Thinning Wash. forests aims to reduce fire risk
Some say thinning, if not done right or strategically, may cause more harm than good
By Phuong Le
CLE ELUM, Wash. — To restore a forest and reduce the risk of severe wildfires, a conservation group is cutting down trees.
The Nature Conservancy is selectively logging dry forests in Washington's Central Cascades as part of a long-term plan to make thousands of privately owned forestland more resilient to fire, disease and climate change.
A century of wildfire suppression has resulted in overgrown tree stands that are ripe for fire, so the group is weeding out smaller trees that can serve as kindling for fires. They're leaving bigger, older and more fire-resistant ponderosa pines while removing tree species such as grand fir that are more susceptible to fire.
"We're changing how the fire would burn, and changing it from severe to a fire that would be good and would maintain forest health," said Ryan Haugo, senior forest ecologist at The Nature Conservancy. "We're trying to mimic the role that fire would naturally play."
The restoration thinning project outside the city of Cle Elum mirrors numerous projects in forests across the U.S. West, mostly on federal public lands, aimed at preventing wildfires and restoring forest health.
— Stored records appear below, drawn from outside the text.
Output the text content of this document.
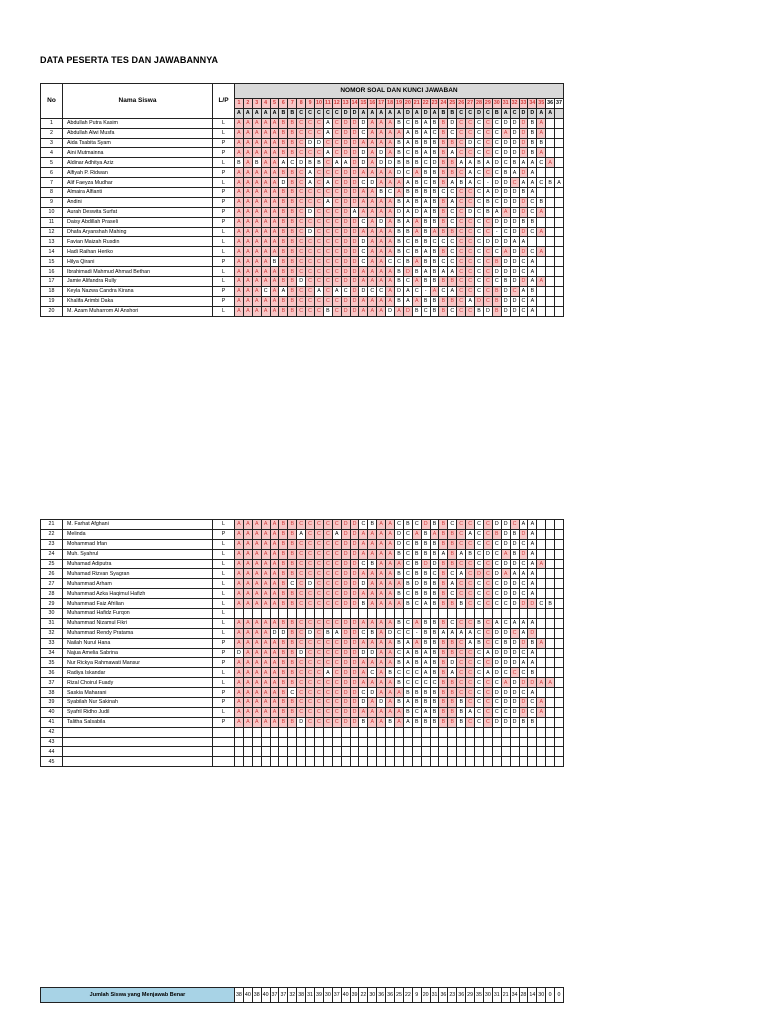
DATA PESERTA TES DAN JAWABANNYA
No	Nama Siswa	L/P	NOMOR SOAL DAN KUNCI JAWABAN																																				
			1	2	3	4	5	6	7	8	9	10	11	12	13	14	15	16	17	18	19	20	21	22	23	24	25	26	27	28	29	30	31	32	33	34	35	36	37
			A	A	A	A	A	B	B	C	C	C	C	C	D	D	A	A	A	A	A	D	A	D	A	B	B	C	C	D	C	B	A	C	D	D	A	A	
1	Abdullah Putra Kasim	L	A	A	A	A	A	B	B	C	C	C	A	C	D	D	D	A	A	A	B	C	B	A	B	B	D	C	C	C	C	C	D	D	D	B	A		
2	Abdullah Alwi Musfa	L	A	A	A	A	A	B	B	C	C	C	A	C	D	D	C	A	A	A	A	A	B	A	C	B	C	C	C	C	C	C	A	D	D	B	A		
3	Aida Tsabita Syam	P	A	A	A	A	A	B	B	C	D	D	C	C	D	D	A	A	A	A	B	A	B	B	B	B	B	C	D	C	C	C	D	D	D	B	B		
4	Aini Mutmainna	P	A	A	A	A	A	B	B	C	C	C	A	C	D	D	D	A	D	A	B	C	B	A	B	B	A	C	C	C	C	C	D	D	D	B	A		
5	Aldinar Adhitya Aziz	L	B	A	B	A	A	A	C	D	B	B	C	A	A	D	D	A	D	D	B	B	B	C	D	B	B	A	A	B	A	D	C	B	A	A	C	A	
6	Alfiyah P. Ridwan	P	A	A	A	A	A	B	B	C	A	C	C	C	D	D	A	A	A	A	D	C	A	B	B	B	B	C	A	C	C	C	B	A	D	A			
7	Alif Faeyza Mudhar	L	A	A	A	A	A	D	B	C	A	C	A	C	D	D	C	D	A	A	A	A	B	C	B	B	A	B	A	C	-	D	D	C	A	A	C	B	A
8	Almaira Alfianti	P	A	A	A	A	A	B	B	C	C	C	C	C	D	D	A	A	B	C	A	B	B	B	B	C	C	C	C	C	A	D	D	D	B	A			
9	Andini	P	A	A	A	A	A	B	B	C	C	C	A	C	D	D	A	A	A	A	B	A	B	A	B	B	A	C	C	C	B	C	D	D	D	C	B		
10	Aurah Deswita Surfat	P	A	A	A	A	A	B	B	C	D	C	C	C	D	A	A	A	A	A	D	A	D	A	B	B	C	C	D	C	B	A	A	D	D	C	A		
11	Daisy Abdillah Praseli	P	A	A	A	A	A	B	B	C	C	C	C	C	D	D	C	A	D	A	B	A	A	B	B	B	C	C	C	C	C	D	D	D	B	B			
12	Dhafa Aryanshah Mahing	L	A	A	A	A	A	B	B	C	D	C	C	C	D	D	A	A	A	A	B	B	A	B	A	B	B	C	C	C	C	-	C	D	D	C	A		
13	Favian Maizah Rusdin	L	A	A	A	A	A	B	B	C	C	C	C	C	D	D	D	A	A	A	B	C	B	B	C	C	C	C	C	C	D	D	D	A	A				
14	Hadi Raihan Heriko	L	A	A	A	A	A	B	B	C	C	C	C	C	D	D	C	A	A	A	B	C	B	A	B	B	C	C	C	C	C	C	A	D	D	C	A		
15	Hilya Qirani	P	A	A	A	A	B	B	B	C	C	C	C	C	D	D	C	A	A	C	C	B	A	B	B	C	C	C	C	C	C	B	D	D	C	A			
16	Ibrahimadi Mahmud Ahmad Bethan	L	A	A	A	A	A	B	B	C	C	C	C	C	D	D	A	A	A	A	B	D	B	A	B	A	A	C	C	C	C	D	D	D	C	A			
17	Jamie Alifandra Rully	L	A	A	A	A	A	B	B	D	C	C	C	C	D	D	A	A	A	A	B	C	A	B	B	B	B	C	C	C	C	C	B	D	D	A	A		
18	Keyla Nazwa Candra Kirana	P	A	A	A	C	A	A	B	C	C	A	C	A	C	D	D	C	C	A	D	A	C	-	A	C	A	C	C	C	C	B	D	C	A	B			
19	Khalifa Arimbi Daka	P	A	A	A	A	A	B	B	C	C	C	C	C	D	D	A	A	A	A	B	A	A	B	B	B	B	C	A	D	C	B	D	D	C	A			
20	M. Azam Muharrom Al Anshori	L	A	A	A	A	A	B	B	C	C	C	B	C	D	D	A	A	A	D	A	D	B	C	B	B	C	C	C	B	D	B	D	D	C	A			
21	M. Farhat Afghani	L	A	A	A	A	A	B	B	C	C	C	C	C	D	D	C	B	A	A	C	B	C	D	B	B	C	C	C	C	C	D	D	C	A	A			
22	Melinda	P	A	A	A	A	A	B	B	A	C	C	C	A	D	D	A	A	A	A	D	C	A	B	A	B	B	C	A	C	C	B	D	B	D	A			
23	Mohammad Irfan	L	A	A	A	A	A	B	B	C	C	C	C	C	D	D	A	A	A	A	D	C	B	B	B	B	B	C	C	C	C	C	D	D	C	A			
24	Muh. Syahrul	L	A	A	A	A	A	B	B	C	C	C	C	C	D	D	A	A	A	A	B	C	B	B	B	A	B	A	B	C	D	C	A	B	D	A			
25	Muhamad Adiputra	L	A	A	A	A	A	B	B	C	C	C	C	C	D	D	C	B	A	A	A	C	B	D	D	B	B	C	C	C	C	C	D	D	C	A	A		
26	Muhamad Rizvan Syagran	L	A	A	A	A	A	B	B	C	C	C	C	C	D	D	A	A	A	A	B	C	B	B	C	B	C	A	C	D	C	D	A	A	A	A			
27	Muhammad Arham	L	A	A	A	A	A	B	C	C	D	C	C	C	D	D	D	A	A	A	A	B	D	B	B	B	A	C	C	C	C	C	D	D	C	A			
28	Muhammad Azka Haqimul Hafizh	L	A	A	A	A	A	B	B	C	C	C	C	C	D	D	A	A	A	A	B	C	B	B	B	B	C	C	C	C	C	C	D	D	C	A			
29	Muhammad Faiz Afrilian	L	A	A	A	A	A	B	B	C	C	C	C	C	D	D	B	A	A	A	A	B	C	A	B	B	B	B	C	C	C	C	C	D	D	D	C	B	
30	Muhammad Hafidz Furqon	L																																					
31	Muhammad Nizamul Fikri	L	A	A	A	A	A	B	B	C	C	C	C	C	D	D	A	A	A	A	B	C	A	B	B	B	C	C	C	B	C	A	C	A	A	A			
32	Muhammad Rendy Pratama	L	A	A	A	A	D	D	B	C	D	C	B	A	D	D	C	B	A	D	C	C	-	B	B	A	A	A	A	C	C	D	D	C	A	D			
33	Nailah Nurul Hana	P	A	A	A	A	A	B	B	C	C	C	C	C	D	D	A	A	A	A	B	A	A	B	B	B	B	C	A	B	C	C	B	D	D	B	A		
34	Najua Amelia Sabrina	P	D	A	A	A	A	B	B	D	C	C	C	C	D	D	D	D	A	A	C	A	B	A	B	B	B	C	C	C	A	D	D	D	C	A			
35	Nur Rickya Rahmawati Mansur	P	A	A	A	A	A	B	B	C	C	C	C	C	D	D	A	A	A	A	B	A	B	A	B	B	D	C	C	C	C	D	D	D	A	A			
36	Radiya Iskandar	L	A	A	A	A	A	B	B	C	C	C	A	C	D	D	A	C	A	B	C	C	C	A	B	B	A	C	C	C	A	D	C	C	C	B			
37	Rizal Choirul Fuady	L	A	A	A	A	A	B	B	C	C	C	C	C	D	D	A	A	A	A	B	C	C	C	C	B	B	C	C	C	C	C	A	D	D	D	A	A	
38	Saskia Maharani	P	A	A	A	A	A	B	C	C	C	C	C	C	D	D	C	D	A	A	A	B	B	B	B	B	B	C	C	C	C	D	D	D	C	A			
39	Syabilah Nur Sakinah	P	A	A	A	A	A	B	B	C	C	C	C	C	D	D	D	A	D	A	B	A	B	B	B	B	B	B	C	C	C	C	D	D	D	C	A		
40	Syafril Ridho Judil	L	A	A	A	A	A	B	B	C	C	C	C	C	D	D	A	A	A	A	A	B	C	A	B	B	B	B	A	C	C	C	C	D	D	C	A		
41	Talitha Salsabila	P	A	A	A	A	A	B	B	D	C	C	C	C	D	D	B	A	A	B	A	A	B	B	B	B	B	B	C	C	C	D	D	D	B	B			
42																																							
43																																							
44																																							
45																																							
Jumlah Siswa yang Menjawab Benar	38	40	38	40	37	37	32	38	31	39	30	37	40	39	22	30	36	36	25	22	9	20	31	36	23	36	29	35	30	31	21	34	28	14	30	0	0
The project by a private landowner also represents a fraction of the millions of acres that some say need to be treated to prevent the kind of intense wildfires that have scorched thousands of acres across the U.S. West.
A 2014 analysis by The Nature Conservancy and the U.S. Forest Service identified more than 11 million acres (4.45 million hectares) of dry forest in Oregon and Washington that are in need of restoration.
Not everyone agrees on what role thinning should play in restoring forests or at what pace and scale it should happen.
Some say thinning, if not done right or strategically, may cause more harm than good, especially when new roads are built or commercial logging is done in remote or sensitive areas. Others worry that too often restoration is used as an excuse to commercially log more public lands.
Dominick DellaSala, chief scientist of the Geos Institute in Ashland, Oregon, said thinning that's done right can be a good tool but it's not the only one.
"I don't see it as a panacea and it should be strategically used to defend homes and lives and get into the truly flammable area," he said. Often missing from the equation is letting fires burn naturally under safe conditions, he added.
On a cold winter day, a small local crew hired by The Nature Conservancy used a yarder, a large piece of logging equipment that relies on a cable system, to haul freshly cut trees, some about 100 feet (30 meters) in length, up a steep hill to the snow-covered road.
For much of the past winter, the crew has been thinning about 100 acres of dense forestland high above Cle Elum Lake.
The land is part of nearly 75 square miles (194 sq. kilometers) on the east slopes of the Cascades that the conservation group bought from Plum Creek Timber in 2014 with the goal of protecting wildlife habitat and water quality and providing recreation access while also actively managing the forest, including logging to pay for restoration activities.
Once the logs are stacked in a pile, another worker revs up a chain saw and trims out smaller limbs. He marks them for length so they can be hauled to saw mills in the state where they are sold for timber products.
In places where they can, the group is trying to produce income to offset costs of managing the land as well as provide local jobs.
"What we're trying to show is that this is sustainable. You can make a profit here and treat a lot of these forests that need to be treated," said Brian Mize, Central Cascades field forester for the Nature Conservancy.
"Just doing nothing, I think we what know the results are going to be, especially in the context of climate change."